Madly in Love 【リヴァイ】【進撃の巨人】
第3章 期待
夜、ファーランもイザベルも眠りについてから、俺は密かにキッチンへと向かった。
ステラが傷つきそうになった時に、目の前が真っ暗になりそうな恐怖を覚えた。あいつを失う事に、ここまで恐怖を覚えるのかと驚く程に。
本来であれば、その恐怖やあいつを傷つけようとした奴に対する怒りで満たされる筈だが_____
____あの時、あんな狭い場所で抱き合ってしまった時のステラを忘れることが出来ない。

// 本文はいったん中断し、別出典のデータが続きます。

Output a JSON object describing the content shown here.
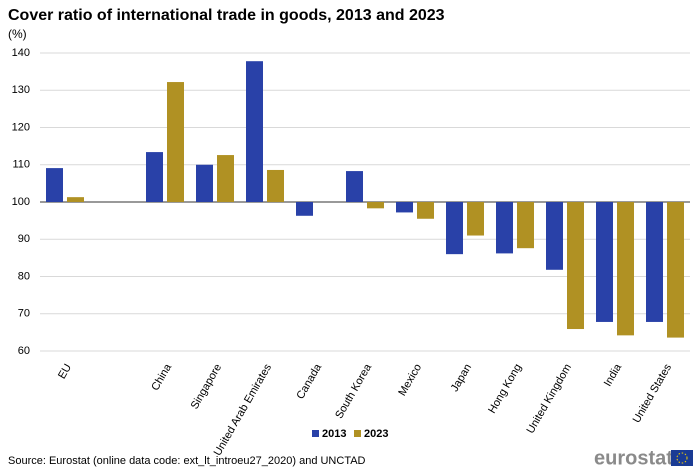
{
  "chart_data": {
    "type": "bar",
    "title": "Cover ratio of international trade in goods, 2013 and 2023",
    "unit_label": "(%)",
    "categories": [
      "EU",
      null,
      "China",
      "Singapore",
      "United Arab Emirates",
      "Canada",
      "South Korea",
      "Mexico",
      "Japan",
      "Hong Kong",
      "United Kingdom",
      "India",
      "United States"
    ],
    "series": [
      {
        "name": "2013",
        "color": "#2941a8",
        "values": [
          109.1,
          null,
          113.4,
          110.0,
          137.8,
          96.3,
          108.3,
          97.2,
          86.0,
          86.2,
          81.8,
          67.8,
          67.8
        ]
      },
      {
        "name": "2023",
        "color": "#b09123",
        "values": [
          101.3,
          null,
          132.2,
          112.6,
          108.6,
          null,
          98.3,
          95.5,
          91.0,
          87.6,
          65.9,
          64.2,
          63.6
        ]
      }
    ],
    "baseline": 100,
    "ylim": [
      60,
      140
    ],
    "yticks": [
      60,
      70,
      80,
      90,
      100,
      110,
      120,
      130,
      140
    ],
    "grid": true,
    "legend": "bottom",
    "source": "Source: Eurostat (online data code: ext_lt_introeu27_2020) and UNCTAD",
    "logo": "eurostat"
  }
}
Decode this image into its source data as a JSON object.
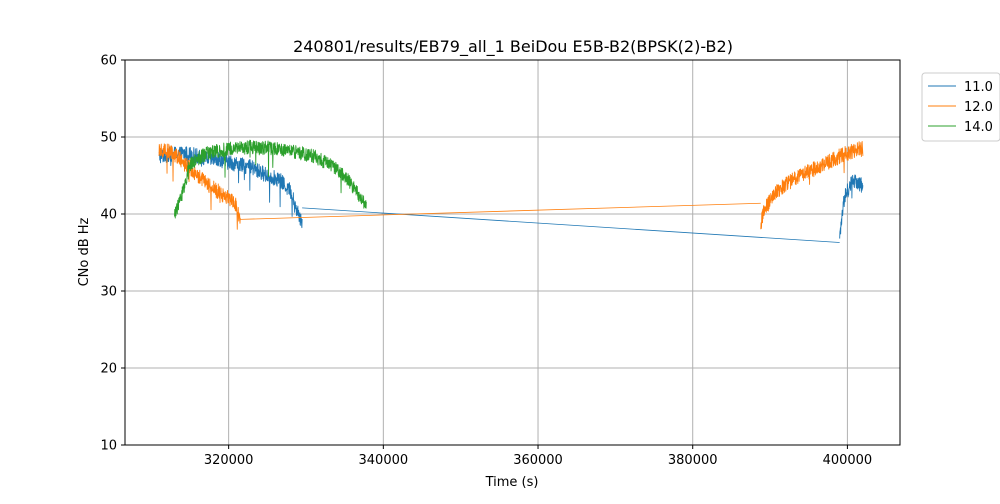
{
  "chart_data": {
    "type": "line",
    "title": "240801/results/EB79_all_1 BeiDou E5B-B2(BPSK(2)-B2)",
    "xlabel": "Time (s)",
    "ylabel": "CNo dB Hz",
    "xlim": [
      306600,
      406800
    ],
    "ylim": [
      10,
      60
    ],
    "xticks": [
      320000,
      340000,
      360000,
      380000,
      400000
    ],
    "xtick_labels": [
      "320000",
      "340000",
      "360000",
      "380000",
      "400000"
    ],
    "yticks": [
      10,
      20,
      30,
      40,
      50,
      60
    ],
    "ytick_labels": [
      "10",
      "20",
      "30",
      "40",
      "50",
      "60"
    ],
    "grid": true,
    "legend_position": "upper-right-outside",
    "series": [
      {
        "name": "11.0",
        "color": "#1f77b4",
        "segments": [
          {
            "x_start": 311000,
            "x_end": 329500,
            "x": [
              311000,
              313000,
              315000,
              317000,
              319000,
              321000,
              323000,
              325000,
              326500,
              328000,
              329000,
              329500
            ],
            "y": [
              47.5,
              47.8,
              47.8,
              47.2,
              47.0,
              46.5,
              46.0,
              45.0,
              44.5,
              43.0,
              40.0,
              39.0
            ],
            "noise": 1.0
          },
          {
            "x_start": 399000,
            "x_end": 402000,
            "x": [
              399000,
              399300,
              399600,
              400000,
              400500,
              401000,
              401500,
              402000
            ],
            "y": [
              37.0,
              40.0,
              42.0,
              43.0,
              44.0,
              44.5,
              44.0,
              43.5
            ],
            "noise": 1.0
          }
        ],
        "connector": {
          "x": [
            329500,
            399000
          ],
          "y": [
            40.8,
            36.3
          ]
        }
      },
      {
        "name": "12.0",
        "color": "#ff7f0e",
        "segments": [
          {
            "x_start": 311000,
            "x_end": 321500,
            "x": [
              311000,
              312500,
              314000,
              315500,
              317000,
              318500,
              320000,
              321000,
              321500
            ],
            "y": [
              48.5,
              48.0,
              47.0,
              45.5,
              44.0,
              43.0,
              42.0,
              41.0,
              39.0
            ],
            "noise": 1.0
          },
          {
            "x_start": 388800,
            "x_end": 402000,
            "x": [
              388800,
              389500,
              391000,
              393000,
              395000,
              397000,
              399000,
              401000,
              402000
            ],
            "y": [
              39.0,
              41.0,
              43.0,
              44.5,
              45.5,
              46.5,
              47.5,
              48.3,
              48.5
            ],
            "noise": 1.0
          }
        ],
        "connector": {
          "x": [
            321500,
            388800
          ],
          "y": [
            39.3,
            41.4
          ]
        }
      },
      {
        "name": "14.0",
        "color": "#2ca02c",
        "segments": [
          {
            "x_start": 313000,
            "x_end": 337800,
            "x": [
              313000,
              313800,
              315000,
              317000,
              319000,
              321000,
              323000,
              325000,
              327000,
              329000,
              331000,
              333000,
              335000,
              336500,
              337800
            ],
            "y": [
              40.0,
              42.0,
              46.5,
              47.8,
              48.3,
              48.6,
              48.7,
              48.6,
              48.3,
              48.0,
              47.5,
              46.5,
              45.0,
              43.0,
              41.0
            ],
            "noise": 0.9
          }
        ],
        "connector": null
      }
    ]
  }
}
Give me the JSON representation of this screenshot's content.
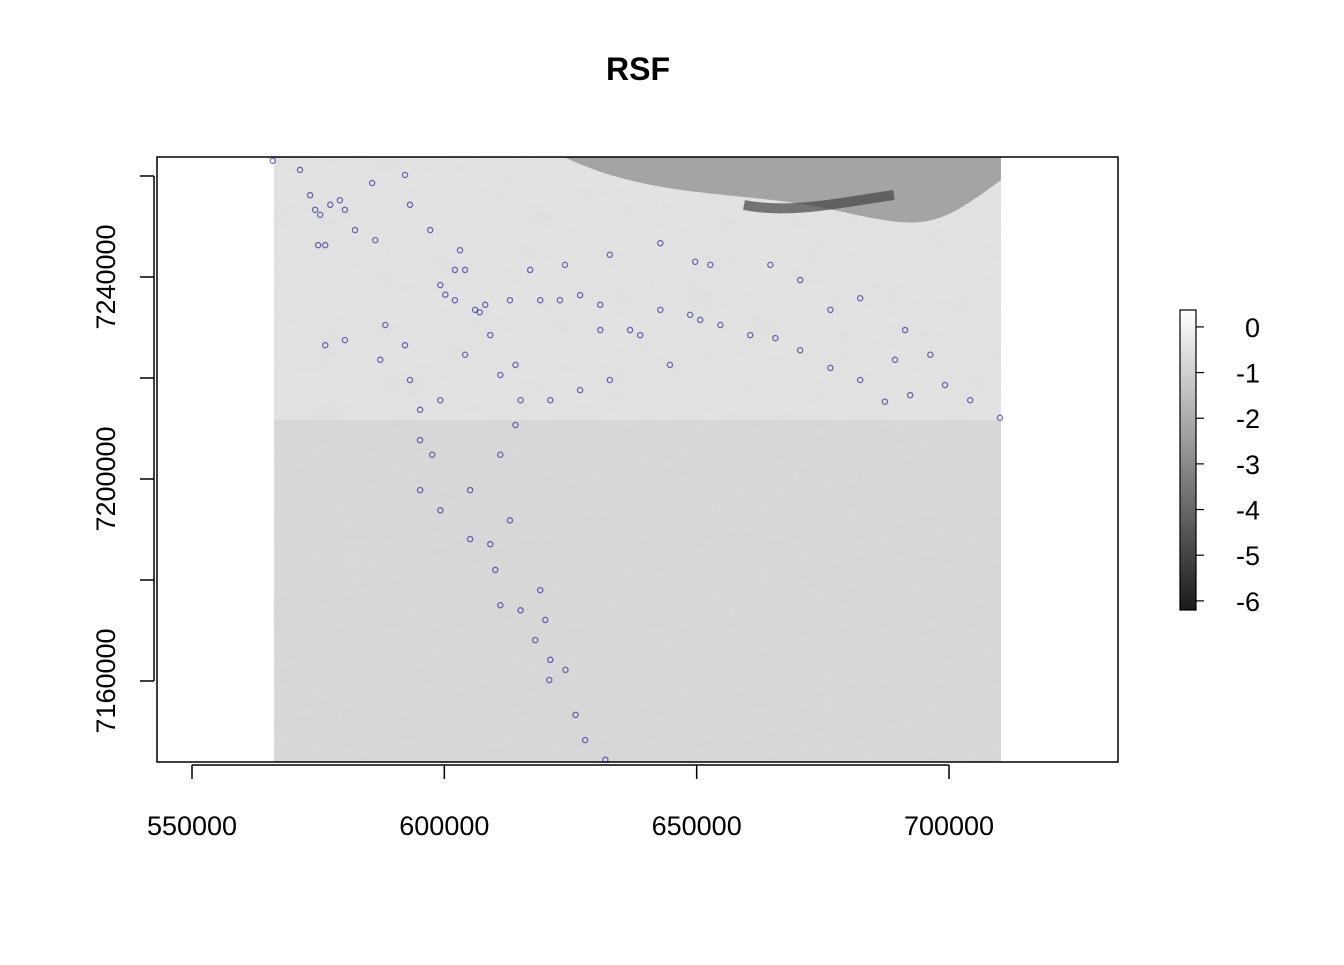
{
  "chart_data": {
    "type": "scatter",
    "title": "RSF",
    "xlim": [
      543065,
      733486
    ],
    "ylim": [
      7143960,
      7263760
    ],
    "xticks": [
      550000,
      600000,
      650000,
      700000
    ],
    "yticks": [
      7160000,
      7200000,
      7240000
    ],
    "yticks_unlabeled": [
      7180000,
      7220000,
      7260000
    ],
    "raster_xlim": [
      566240,
      710300
    ],
    "color": "#00008b",
    "x": [
      566000,
      571400,
      573400,
      574400,
      575400,
      577400,
      579300,
      580300,
      576400,
      575000,
      582300,
      586300,
      585700,
      592200,
      593200,
      597200,
      603100,
      604100,
      599200,
      602100,
      606100,
      608100,
      613000,
      619000,
      622900,
      626900,
      630900,
      636800,
      642800,
      648700,
      654700,
      660600,
      664600,
      649700,
      642800,
      632800,
      623900,
      617000,
      670500,
      676500,
      682400,
      670500,
      676500,
      682400,
      687300,
      692300,
      696300,
      699200,
      704200,
      710100,
      691300,
      665600,
      580300,
      576400,
      587300,
      588300,
      592200,
      593200,
      595200,
      595200,
      597600,
      595200,
      599200,
      605100,
      605100,
      609100,
      611100,
      614100,
      615100,
      614100,
      609100,
      611100,
      621000,
      626900,
      632800,
      644700,
      604100,
      599200,
      613000,
      610100,
      611100,
      615100,
      619000,
      620000,
      618000,
      621000,
      624000,
      620800,
      626000,
      627900,
      631900,
      602100,
      600200,
      607000,
      630900,
      638800,
      689300,
      650700,
      652700
    ],
    "y": [
      7263000,
      7261200,
      7256200,
      7253300,
      7252300,
      7254300,
      7255200,
      7253300,
      7246300,
      7246300,
      7249300,
      7247300,
      7258600,
      7260200,
      7254300,
      7249300,
      7245300,
      7241400,
      7238400,
      7235400,
      7233500,
      7234500,
      7235400,
      7235400,
      7235400,
      7236400,
      7234500,
      7229500,
      7233500,
      7232500,
      7230500,
      7228500,
      7242400,
      7243000,
      7246700,
      7244400,
      7242400,
      7241400,
      7239400,
      7233500,
      7235800,
      7225500,
      7222000,
      7219600,
      7215300,
      7216600,
      7224600,
      7218600,
      7215600,
      7212100,
      7229500,
      7227900,
      7227500,
      7226500,
      7223600,
      7230500,
      7226500,
      7219600,
      7213700,
      7207700,
      7204800,
      7197800,
      7193800,
      7197800,
      7188100,
      7187100,
      7204800,
      7210700,
      7215600,
      7222600,
      7228500,
      7220600,
      7215600,
      7217600,
      7219600,
      7222600,
      7224600,
      7215600,
      7191800,
      7182000,
      7175000,
      7174000,
      7178000,
      7172100,
      7168100,
      7164200,
      7162200,
      7160200,
      7153300,
      7148300,
      7144400,
      7241400,
      7236500,
      7233000,
      7229500,
      7228500,
      7223600,
      7231500,
      7242400
    ],
    "colorbar": {
      "lim": [
        -6.2,
        0.37
      ],
      "ticks": [
        0,
        -1,
        -2,
        -3,
        -4,
        -5,
        -6
      ],
      "colors": [
        "#1a1a1a",
        "#ffffff"
      ]
    }
  }
}
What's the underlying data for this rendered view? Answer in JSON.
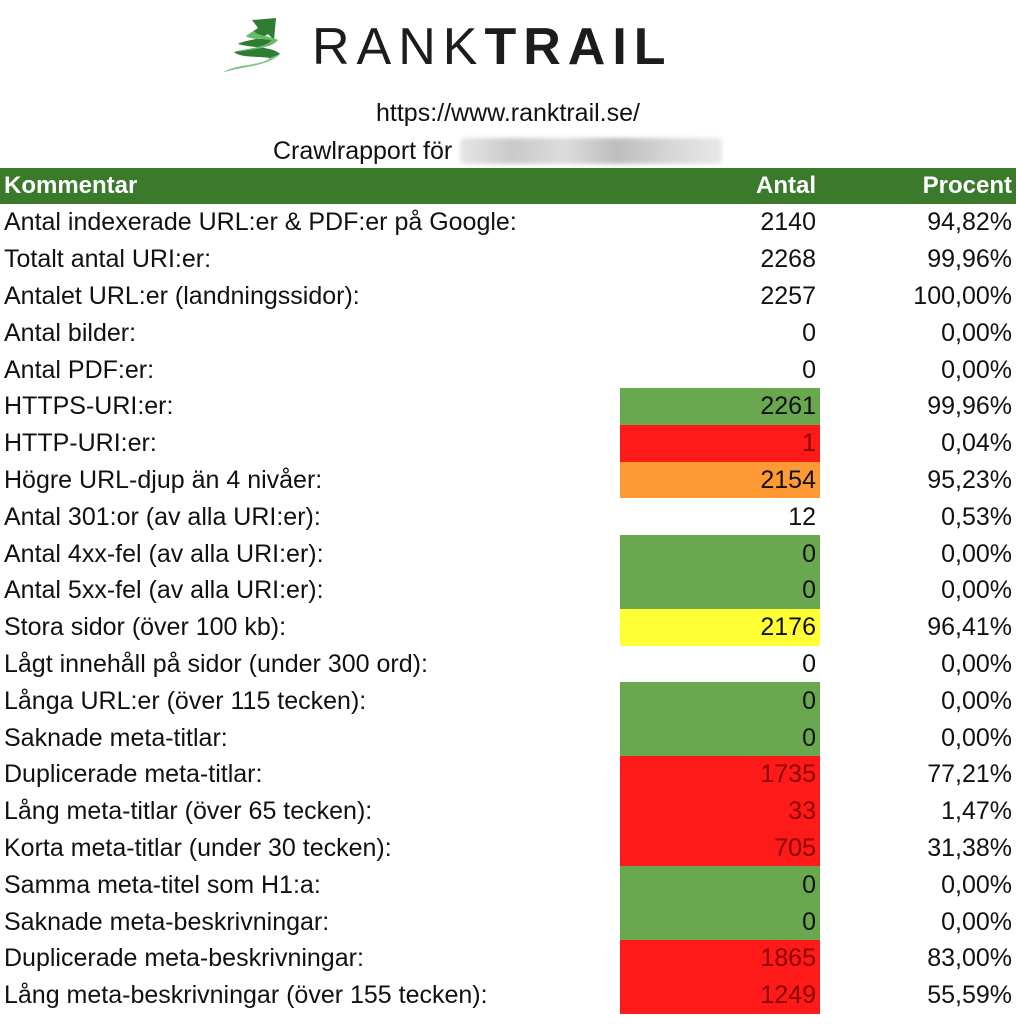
{
  "brand": {
    "name_light": "RANK",
    "name_bold": "TRAIL",
    "logo_colors": [
      "#2e7d32",
      "#4caf50",
      "#81c784"
    ]
  },
  "report": {
    "url": "https://www.ranktrail.se/",
    "crawl_label": "Crawlrapport för"
  },
  "table": {
    "headers": [
      "Kommentar",
      "Antal",
      "Procent"
    ],
    "header_color": "#3a7a2a",
    "status_colors": {
      "green": "#6aa84f",
      "red": "#ff1a1a",
      "orange": "#ff9933",
      "yellow": "#ffff33"
    },
    "rows": [
      {
        "label": "Antal indexerade URL:er & PDF:er på Google:",
        "count": "2140",
        "percent": "94,82%",
        "status": ""
      },
      {
        "label": "Totalt antal URI:er:",
        "count": "2268",
        "percent": "99,96%",
        "status": ""
      },
      {
        "label": "Antalet URL:er (landningssidor):",
        "count": "2257",
        "percent": "100,00%",
        "status": ""
      },
      {
        "label": "Antal bilder:",
        "count": "0",
        "percent": "0,00%",
        "status": ""
      },
      {
        "label": "Antal PDF:er:",
        "count": "0",
        "percent": "0,00%",
        "status": ""
      },
      {
        "label": "HTTPS-URI:er:",
        "count": "2261",
        "percent": "99,96%",
        "status": "green"
      },
      {
        "label": "HTTP-URI:er:",
        "count": "1",
        "percent": "0,04%",
        "status": "red"
      },
      {
        "label": "Högre URL-djup än 4 nivåer:",
        "count": "2154",
        "percent": "95,23%",
        "status": "orange"
      },
      {
        "label": "Antal 301:or (av alla URI:er):",
        "count": "12",
        "percent": "0,53%",
        "status": ""
      },
      {
        "label": "Antal 4xx-fel (av alla URI:er):",
        "count": "0",
        "percent": "0,00%",
        "status": "green"
      },
      {
        "label": "Antal 5xx-fel (av alla URI:er):",
        "count": "0",
        "percent": "0,00%",
        "status": "green"
      },
      {
        "label": "Stora sidor (över 100 kb):",
        "count": "2176",
        "percent": "96,41%",
        "status": "yellow"
      },
      {
        "label": "Lågt innehåll på sidor (under 300 ord):",
        "count": "0",
        "percent": "0,00%",
        "status": ""
      },
      {
        "label": "Långa URL:er (över 115 tecken):",
        "count": "0",
        "percent": "0,00%",
        "status": "green"
      },
      {
        "label": "Saknade meta-titlar:",
        "count": "0",
        "percent": "0,00%",
        "status": "green"
      },
      {
        "label": "Duplicerade meta-titlar:",
        "count": "1735",
        "percent": "77,21%",
        "status": "red"
      },
      {
        "label": "Lång meta-titlar (över 65 tecken):",
        "count": "33",
        "percent": "1,47%",
        "status": "red"
      },
      {
        "label": "Korta meta-titlar (under 30 tecken):",
        "count": "705",
        "percent": "31,38%",
        "status": "red"
      },
      {
        "label": "Samma meta-titel som H1:a:",
        "count": "0",
        "percent": "0,00%",
        "status": "green"
      },
      {
        "label": "Saknade meta-beskrivningar:",
        "count": "0",
        "percent": "0,00%",
        "status": "green"
      },
      {
        "label": "Duplicerade meta-beskrivningar:",
        "count": "1865",
        "percent": "83,00%",
        "status": "red"
      },
      {
        "label": "Lång meta-beskrivningar (över 155 tecken):",
        "count": "1249",
        "percent": "55,59%",
        "status": "red"
      }
    ]
  }
}
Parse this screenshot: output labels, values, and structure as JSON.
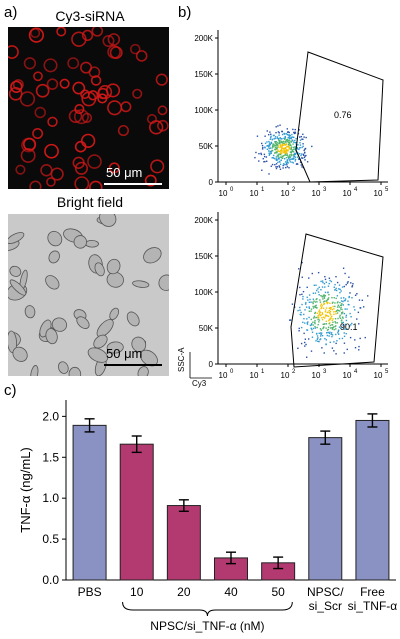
{
  "panel_a": {
    "letter": "a)",
    "top_title": "Cy3-siRNA",
    "bottom_title": "Bright field",
    "scale_top": "50 μm",
    "scale_bottom": "50 μm"
  },
  "panel_b": {
    "letter": "b)",
    "y_ticks": [
      "0",
      "50K",
      "100K",
      "150K",
      "200K"
    ],
    "x_ticks_base": "10",
    "x_ticks_exp": [
      "0",
      "1",
      "2",
      "3",
      "4",
      "5"
    ],
    "top_gate_value": "0.76",
    "bottom_gate_value": "90.1",
    "ylabel": "SSC-A",
    "xlabel": "Cy3"
  },
  "panel_c": {
    "letter": "c)"
  },
  "chart_data": {
    "type": "bar",
    "ylabel": "TNF-α (ng/mL)",
    "ylim": [
      0,
      2.2
    ],
    "y_ticks": [
      "0.0",
      "0.5",
      "1.0",
      "1.5",
      "2.0"
    ],
    "categories": [
      "PBS",
      "10",
      "20",
      "40",
      "50",
      "NPSC/\nsi_Scr",
      "Free\nsi_TNF-α"
    ],
    "values": [
      1.89,
      1.66,
      0.91,
      0.27,
      0.21,
      1.74,
      1.95
    ],
    "errors": [
      0.08,
      0.1,
      0.07,
      0.07,
      0.07,
      0.08,
      0.08
    ],
    "group_label": "NPSC/si_TNF-α (nM)",
    "colors": {
      "blue": "#8a92c4",
      "magenta": "#b23a70"
    },
    "bar_colors": [
      "blue",
      "magenta",
      "magenta",
      "magenta",
      "magenta",
      "blue",
      "blue"
    ]
  }
}
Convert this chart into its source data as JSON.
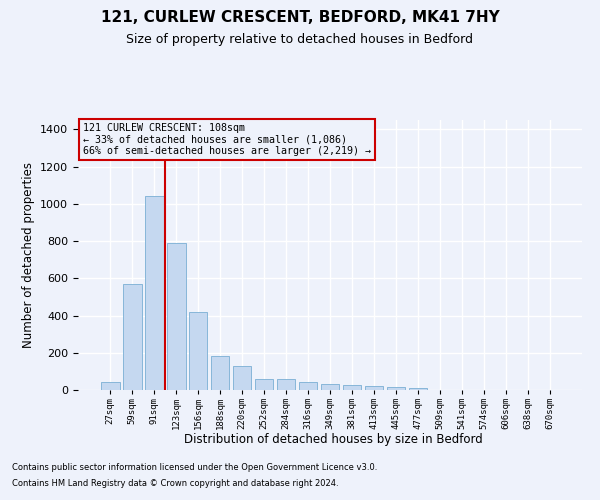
{
  "title_line1": "121, CURLEW CRESCENT, BEDFORD, MK41 7HY",
  "title_line2": "Size of property relative to detached houses in Bedford",
  "xlabel": "Distribution of detached houses by size in Bedford",
  "ylabel": "Number of detached properties",
  "footnote1": "Contains HM Land Registry data © Crown copyright and database right 2024.",
  "footnote2": "Contains public sector information licensed under the Open Government Licence v3.0.",
  "annotation_line1": "121 CURLEW CRESCENT: 108sqm",
  "annotation_line2": "← 33% of detached houses are smaller (1,086)",
  "annotation_line3": "66% of semi-detached houses are larger (2,219) →",
  "bar_labels": [
    "27sqm",
    "59sqm",
    "91sqm",
    "123sqm",
    "156sqm",
    "188sqm",
    "220sqm",
    "252sqm",
    "284sqm",
    "316sqm",
    "349sqm",
    "381sqm",
    "413sqm",
    "445sqm",
    "477sqm",
    "509sqm",
    "541sqm",
    "574sqm",
    "606sqm",
    "638sqm",
    "670sqm"
  ],
  "bar_values": [
    45,
    570,
    1040,
    790,
    420,
    180,
    130,
    60,
    60,
    45,
    30,
    25,
    20,
    15,
    10,
    0,
    0,
    0,
    0,
    0,
    0
  ],
  "bar_color": "#c5d8f0",
  "bar_edge_color": "#7aafd4",
  "vline_x": 2.5,
  "vline_color": "#cc0000",
  "ylim": [
    0,
    1450
  ],
  "yticks": [
    0,
    200,
    400,
    600,
    800,
    1000,
    1200,
    1400
  ],
  "background_color": "#eef2fb",
  "grid_color": "#ffffff",
  "annotation_box_color": "#cc0000",
  "title_fontsize": 11,
  "subtitle_fontsize": 9
}
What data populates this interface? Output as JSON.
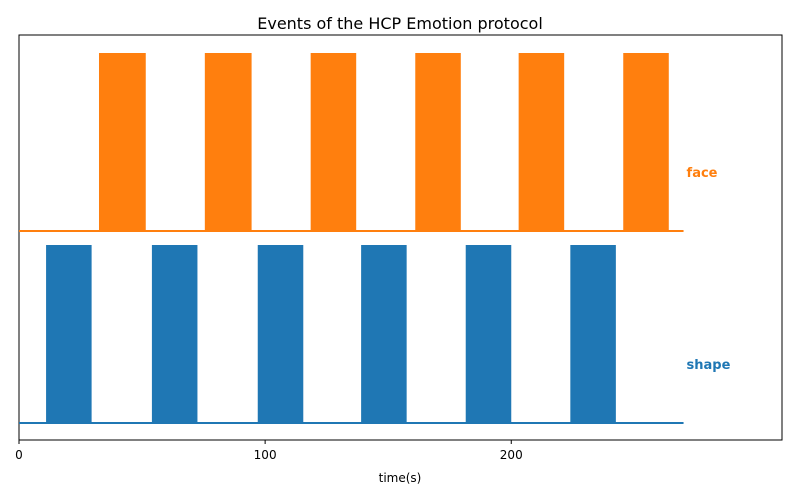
{
  "chart_data": {
    "type": "bar",
    "title": "Events of the HCP Emotion protocol",
    "xlabel": "time(s)",
    "ylabel": "",
    "xlim": [
      0,
      310
    ],
    "xticks": [
      0,
      100,
      200
    ],
    "xtick_labels": [
      "0",
      "100",
      "200"
    ],
    "baseline_end": 270,
    "grid": false,
    "series": [
      {
        "name": "face",
        "color": "#ff7f0e",
        "events": [
          {
            "onset": 32.5,
            "offset": 51.5
          },
          {
            "onset": 75.5,
            "offset": 94.5
          },
          {
            "onset": 118.5,
            "offset": 137
          },
          {
            "onset": 161,
            "offset": 179.5
          },
          {
            "onset": 203,
            "offset": 221.5
          },
          {
            "onset": 245.5,
            "offset": 264
          }
        ]
      },
      {
        "name": "shape",
        "color": "#1f77b4",
        "events": [
          {
            "onset": 11,
            "offset": 29.5
          },
          {
            "onset": 54,
            "offset": 72.5
          },
          {
            "onset": 97,
            "offset": 115.5
          },
          {
            "onset": 139,
            "offset": 157.5
          },
          {
            "onset": 181.5,
            "offset": 200
          },
          {
            "onset": 224,
            "offset": 242.5
          }
        ]
      }
    ]
  }
}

怒りが消える訳では無いが、その光景が頭の中にくっきりと残っている。
火照ったあいつの顔、耳元にかかる息、服から見え隠れしていた鎖骨……
(……っクソ、)
分かっている。こんな事が正しくない事くらい。
そうは思っていても、熱は引かない。
普段だったら、生理現象であるからその辺で女を捕まえている。
だが、今はそんな事考えただけでも身の毛がよだつ。
ファーランもイザベルも、___ステラも、今はぐっすりと眠っている。
落ち着こうと水を飲みに来ただけだったが、どうにも止められずに、ドアに持たれかかって熱を出した。
女なんて、今までも嫌という程見てきたじゃないか。
それなのに、何故熱が引かない?
リヴァイ、と彼女が俺の名を呼ぶ声が脳内で木霊する。
自身を扱く手は止まらなかった。
「……っクソ、ステラ…」
「……リヴァイ?」
はた、と手が止まった。
ドアの向こうに、ステラがいる。